Arts at CERN and the Nobel Prize Museum Launch Collaborative Residency Programme

The arts programme at the CERN (European Organization for Nuclear Research) has entered into a partnership with the Nobel Prize Museum in Stockholm to launch a new iteration of their flagship residency, Collide Stockholm.
The initiative invites international artists to work for one month at CERN — collaborating with scientists and engineers — followed by one month at the Nobel Prize Museum in Stockholm, focusing on research, dialogue, and the creation of a major artwork.

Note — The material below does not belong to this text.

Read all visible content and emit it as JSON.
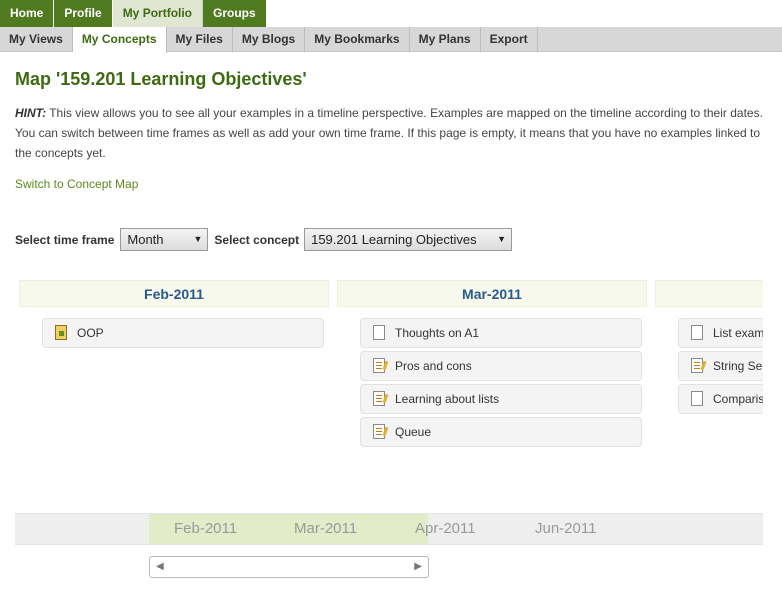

The programme culminates in a public exhibition at the museum.

 

Key Details
• The open call for proposals is now active, with submissions closing 15 December 2025.
• The selected artist will begin their residency in early 2026, spending time in Geneva and Stockholm.
• The collaboration aims to engage with recent scientific breakthroughs such as quantum tunnelling and machine-learning architectures, exploring how these developments shape culture and society.
• CERN’s Head of Arts stated: “We are delighted to join forces with the Nobel Prize Museum to offer artists access to foundational science and cultural institutions.” Similarly, the Director of the Nobel Prize Museum expressed excitement about the new perspectives this partnership will bring.

 

Editorial Commentary

From the ArtExpoWorld perspective, this partnership exemplifies the deepening intersection between art, science, and global cultural infrastructure. The invitation to work within CERN’s research environment signals a shift in how contemporary art can respond to technologies and institutions once reserved for other disciplines. Artists who engage at this level may not only produce new works but reshape how art dialogues with science, politics, and society.

By bringing an artist into CERN’s experimental setting and then to the Nobel Prize Museum’s historically rich context, the residency probes questions of discovery, wonder, and meaning. For art professionals and collectors alike, the output of such a residency may become a bellwether for where art and innovation converge.